Kenzie was devastated. He both needed my comfort and didn’t want me around, alternately asking me to hold him and then preferring to wail and scream while pacing back and forth on the porch, cursing the dog, calling the name “Elf.” My heart splintered, watching my little boy.

I went inside to search for a box and found an old shirt of Kenzie’s in which to wrap the kitten. “So something of you will always be with her,” I said. He ran off then, only to return a moment later with a penny.

“You have to have an obol for the fare to cross the river Styx,” he explained. “We don’t have an obol, so I got her a penny.” I nodded and smiled at him through my tears. We are not a particularly religious family, though we discuss spiritual matters often. Usually, we talk about what different cultures believe and how those beliefs might help people. We examine examples from our own lives and compare them to religious ideals. For a while, Kenzie declared to the world he was a Thor-worshipping Buddhist, but during the past several months, he had immersed himself in the tales of ancient Greek mythology and had come to think of Zeus and dozens of others as the gods for him.

“Is there anything else she needs?” I asked as he placed the coin in the box.

“Food,” he said, “and water, so she doesn’t have to drink from the river and forget us.” He went to find cat food and a jar for water. We decided to research ancient Greek funeral rites and found that the mourners often covered the body with flowers. Soon, there were many pink flowers in the box with the kitten.

Eventually, we placed a picture of Kenzie, a Beanie Baby kitten, a beanie gnat we had always called Irving the Road Trip Fairy, three Pokémon cards featuring cats, and a small angel bear alongside the other items. Then, he chose a book on Greek mythology and laid it in the box next to Elf so that she would know what was about to happen on her journey.

He told me about Elysian Fields and how those who had been especially kind and good on earth were sometimes allowed to return once or twice. Would Elf be back?

We discussed body versus spirit and wondered aloud at all the ways Elf’s spirit, if one existed, could manifest itself. Perhaps it would return to another body somewhere when a kitten was born. Perhaps it wanted to try out a different kind of being. Or, maybe it stayed around, always being close to Hep. Eventually, we hit on the idea that it might have decided to share a body with Kenzie, since he showed such love for it. Was Kenzie feeling a bit more catlike? Were the kittens following him around more than usual, the way they once followed Elf? It seemed they were.

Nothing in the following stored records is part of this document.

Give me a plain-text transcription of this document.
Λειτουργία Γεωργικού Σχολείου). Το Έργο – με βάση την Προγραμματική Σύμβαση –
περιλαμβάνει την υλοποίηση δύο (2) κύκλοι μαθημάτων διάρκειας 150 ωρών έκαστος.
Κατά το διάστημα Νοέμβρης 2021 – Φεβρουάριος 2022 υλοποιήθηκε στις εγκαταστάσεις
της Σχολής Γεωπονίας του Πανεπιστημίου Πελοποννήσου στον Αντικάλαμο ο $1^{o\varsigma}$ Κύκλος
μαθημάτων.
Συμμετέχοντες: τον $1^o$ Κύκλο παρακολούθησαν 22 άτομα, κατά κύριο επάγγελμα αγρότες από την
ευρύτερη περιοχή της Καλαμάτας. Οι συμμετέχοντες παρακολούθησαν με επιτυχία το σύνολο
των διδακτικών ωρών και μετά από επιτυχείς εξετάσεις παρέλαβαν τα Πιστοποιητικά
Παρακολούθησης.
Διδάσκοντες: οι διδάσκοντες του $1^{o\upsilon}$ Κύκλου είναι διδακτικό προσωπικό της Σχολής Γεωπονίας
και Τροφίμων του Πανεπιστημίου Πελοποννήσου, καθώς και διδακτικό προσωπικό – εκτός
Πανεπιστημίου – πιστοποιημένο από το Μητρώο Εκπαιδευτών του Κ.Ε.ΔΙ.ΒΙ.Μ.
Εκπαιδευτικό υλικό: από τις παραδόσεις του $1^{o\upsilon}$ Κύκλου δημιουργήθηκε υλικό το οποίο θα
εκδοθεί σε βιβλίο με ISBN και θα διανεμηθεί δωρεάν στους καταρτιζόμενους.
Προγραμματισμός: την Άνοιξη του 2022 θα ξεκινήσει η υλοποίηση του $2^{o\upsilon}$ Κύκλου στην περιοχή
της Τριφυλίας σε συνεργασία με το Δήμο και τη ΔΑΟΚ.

We chose a place for the (now heavy) box to be buried. Next to a bush in the front yard was a spot that seemed perfect – shady, quiet, and near the porch. His father dug the hole, Kenzie said a few words (that he would always love and remember her and that he hoped she went to Elysian Fields), and then my son threw the first bit of dirt onto the garbage bag-wrapped shoebox. He enjoyed shoveling, so decided to do most of the filling. He decorated the grave with beads and cat toys and a stone marked “ELF.”

The kittens live inside now, stumbling over one another to explore bookcases and toys left on the floor. Kenzie decided to change the name of the smallest kitten to Elf so that he’ll never forget her, just as he promised.

Shana and her family live in central Texas. She enjoys writing poetry, folksinging, and spending long days with her son. She is the publisher and editor of Live Free Learn Free.